Мужчина поблагодарил ее и надел очки.
– Так-то намного лучше. Теперь я вижу, – сказал он. Эмма нагнулась и подняла его сверток. Это был бумажный мешок, из которого выпала и полетела в грязь белая булка. Эмма подняла и обдула ее, попыталась стряхнуть рукой приставшую грязь.
– Не очень запылилась, – успокоила она, кладя булку в бумажный мешок с прочей снедью и протягивая его хозяину.
Мужчина подобрал маленькую черную ермолку, водрузил ее на голову и задумчиво, с возрастающим интересом посмотрел на Эмму. Его голос был полон благодарности, когда он произнес:
– Еще раз благодарю вас, юная леди. Это было очень смело с вашей стороны прийти мне на помощь. Для моего спасения. – Он улыбнулся, и его глаза засветились признательностью. – Немногие мужчины ввязались бы в потасовку в этих местах, не говоря уже о юной леди, такой, как вы. Да, действительно, у вас доброе сердце и вы полны бесстрашия. Да вы просто совершили подвиг! Весьма похвально! – Он смотрел на нее с неприкрытым восхищением. Он был немало удивлен ею.
Хотя этот человек говорил по-английски с очень правильным выговором и четко произносил слова, Эмма уловила легкий акцент, но откуда он – не поняла.
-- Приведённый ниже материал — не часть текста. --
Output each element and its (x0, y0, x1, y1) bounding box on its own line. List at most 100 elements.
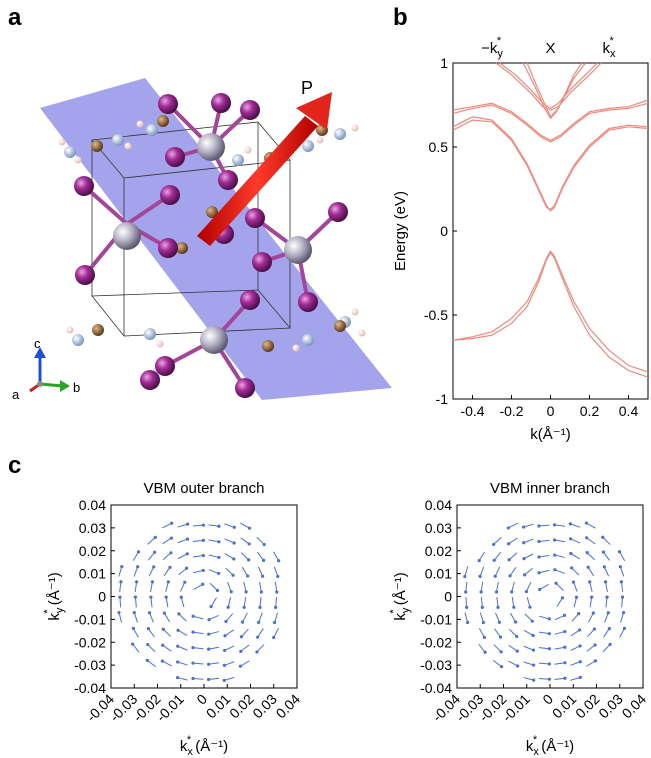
spin-arrow (208, 662, 220, 665)
band-line-5 (452, 99, 649, 141)
atom (75, 265, 95, 285)
band-line-7 (499, 62, 598, 110)
spin-arrow-head (552, 523, 557, 527)
spin-arrow-head (153, 535, 157, 540)
spin-arrow (554, 539, 566, 543)
atom (316, 136, 324, 144)
spin-arrow-head (493, 574, 497, 578)
spin-arrow-head (569, 551, 573, 556)
spin-arrow-head (498, 635, 503, 639)
y-tick-label: -0.02 (420, 634, 452, 650)
spin-arrow (208, 614, 219, 621)
spin-arrow-head (578, 644, 582, 648)
spin-arrow (192, 631, 204, 635)
spin-arrow (165, 581, 169, 592)
spin-arrow (619, 551, 626, 561)
spin-arrow (274, 581, 278, 593)
spin-arrow (178, 567, 187, 576)
spin-arrow-head (185, 537, 190, 541)
x-tick-label: 0.04 (619, 691, 650, 722)
atom (351, 124, 359, 132)
spin-arrow-head (186, 522, 190, 526)
y-tick-label: -0.04 (74, 680, 106, 696)
spin-arrow-head (231, 573, 235, 577)
spin-arrow-head (499, 665, 504, 669)
spin-arrow-head (521, 525, 526, 529)
spin-arrow-head (608, 642, 612, 647)
y-tick-label: 0.02 (425, 543, 452, 559)
atom (206, 206, 218, 218)
x-tick-label: -0.4 (460, 403, 484, 419)
spin-arrow-head (206, 662, 211, 666)
spin-arrow (554, 677, 566, 680)
spin-arrow-head (169, 536, 174, 540)
spin-arrow-head (563, 645, 567, 649)
atom (58, 138, 66, 146)
spin-arrow-head (217, 540, 221, 544)
spin-arrow-head (132, 611, 136, 615)
spin-arrow (538, 631, 550, 635)
x-tick-label: 0 (547, 403, 555, 419)
axis-c-label: c (34, 336, 41, 351)
spin-arrow-head (578, 660, 582, 664)
spin-arrow-head (256, 635, 260, 639)
spin-arrow (589, 581, 593, 593)
spin-arrow (586, 537, 596, 545)
spin-arrow (479, 566, 485, 577)
spin-arrow (208, 554, 219, 558)
spin-arrow-head (492, 558, 496, 562)
plot-frame (452, 62, 649, 400)
spin-arrow (132, 643, 140, 653)
spin-arrow (603, 551, 610, 561)
spin-arrow-head (604, 580, 608, 584)
spin-arrow-head (131, 642, 135, 646)
spin-arrow (586, 660, 596, 667)
spin-arrow-head (515, 634, 519, 639)
atom (302, 140, 314, 152)
spin-arrow (587, 628, 595, 638)
spin-arrow-head (585, 551, 589, 555)
spin-arrow-head (217, 524, 221, 528)
spin-arrow (147, 551, 156, 561)
y-tick-label: 1 (440, 55, 448, 71)
spin-arrow (602, 536, 611, 545)
spin-arrow-head (523, 573, 527, 577)
spin-arrow-head (531, 648, 536, 652)
spin-arrow-head (135, 580, 139, 584)
spin-arrow (258, 612, 263, 623)
spin-arrow (133, 612, 138, 623)
spin-arrow-head (258, 605, 262, 609)
spin-arrow (240, 660, 250, 667)
spin-arrow (538, 677, 550, 680)
plot-frame (456, 504, 644, 689)
spin-arrow-head (620, 595, 625, 599)
spin-arrow (150, 581, 153, 593)
spin-arrow (192, 539, 204, 542)
spin-arrow-head (563, 661, 567, 665)
band-line-1 (452, 251, 649, 378)
spin-arrow-head (478, 574, 482, 578)
spin-arrow (605, 581, 608, 593)
spin-arrow-head (191, 661, 195, 665)
spin-arrow-head (593, 659, 598, 663)
spin-arrow (192, 662, 204, 665)
spin-arrow-head (206, 677, 211, 682)
y-tick-label: 0.03 (425, 520, 452, 536)
spin-arrow-head (166, 580, 170, 584)
spin-arrow-head (207, 632, 211, 636)
spin-arrow (257, 566, 264, 577)
spin-arrow-head (586, 565, 590, 569)
spin-arrow-head (168, 565, 172, 569)
spin-arrow (620, 581, 624, 593)
spin-arrow-head (223, 648, 227, 653)
spin-arrow (208, 539, 220, 543)
y-tick-label: -0.01 (420, 611, 452, 627)
spin-arrow (208, 631, 219, 635)
spin-arrow-head (222, 663, 227, 667)
spin-arrow-head (464, 590, 468, 594)
spin-arrow-head (494, 590, 499, 594)
atom (200, 326, 228, 354)
spin-arrow-head (619, 580, 623, 584)
y-tick-label: -0.03 (420, 657, 452, 673)
spin-arrow-head (191, 630, 195, 634)
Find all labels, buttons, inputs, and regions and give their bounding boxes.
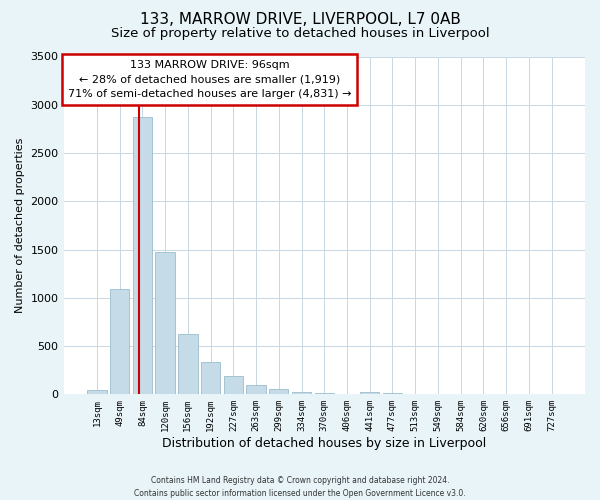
- Bar: [178, 334, 197, 394]
- Bar: [360, 392, 379, 394]
- Bar: [224, 376, 243, 394]
- Y-axis label: Number of detached properties: Number of detached properties: [15, 138, 25, 313]
- Bar: [110, 289, 130, 395]
- Bar: [87, 390, 107, 394]
- Bar: [269, 388, 289, 394]
- Text: Size of property relative to detached houses in Liverpool: Size of property relative to detached ho…: [110, 28, 490, 40]
- Text: Contains HM Land Registry data © Crown copyright and database right 2024.
Contai: Contains HM Land Registry data © Crown c…: [134, 476, 466, 498]
- X-axis label: Distribution of detached houses by size in Liverpool: Distribution of detached houses by size …: [162, 437, 487, 450]
- Text: 133, MARROW DRIVE, LIVERPOOL, L7 0AB: 133, MARROW DRIVE, LIVERPOOL, L7 0AB: [140, 12, 460, 28]
- Bar: [247, 384, 266, 394]
- Bar: [201, 362, 220, 394]
- Bar: [133, 118, 152, 394]
- Bar: [292, 392, 311, 394]
- Bar: [155, 252, 175, 394]
- Text: 133 MARROW DRIVE: 96sqm
← 28% of detached houses are smaller (1,919)
71% of semi: 133 MARROW DRIVE: 96sqm ← 28% of detache…: [68, 60, 352, 100]
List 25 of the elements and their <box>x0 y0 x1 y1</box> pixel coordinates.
Наверняка он приезжий, решила она и, нахмурившись, спросила:
– Почему эти ужасные мальчишки швыряли в вас камнями?
– Потому что я еврей.
Эмма не знала, что означало быть евреем, но, как обычно, не показывая своего неведения в любом деле, она повторила, не придавая значения его объяснению:
– Но что же побудило их бросать в вас камнями? Человек спокойно выдержал ее вопрошающий взгляд.
– Потому что люди всегда боятся того, чего не понимают, что мм неизвестно, необычно или чем-то отличается. Этот страх неизменно превращается в ненависть. Бессмысленную, безрассудную ненависть. В этих местах ненавидят евреев и издеваются над ними. – Он покачал головой. – Эх, как странно положение человека в обществе, разве не так? Есть люди, ненавидящие без всякого повода. Они всего лишь просто ненавидят. Они не осознают, что их неоправданная ненависть неизбежно обратится против них самих и разрушит их духовно. Да уж, в конечном счете это – саморазрушение.
Его слова, произнесенные с такой глубинной тоской и в то же время совершенно беззлобно, так тронули Эмму, что она почувствовала приступ острой боли в сердце. Значит, ее ненависть к Эдвину была несправедливой? „Нет, – настаивал внутренний голос. – Эта ненависть оправданна, не о ней говорил этот добрый человек. У тебя есть все причины, чтобы чувствовать то, что ты ощущаешь. Этот вероломный Эдвин Фарли предал тебя”. Она откашлялась и тихонько тронула мужчину за руку.
– Мне очень жаль, что люди ненавидят вас и пытаются оскорбить. Как это ужасно, что вам приходится жить в таких… таких… – Она умолкла, подыскивая нужное слово.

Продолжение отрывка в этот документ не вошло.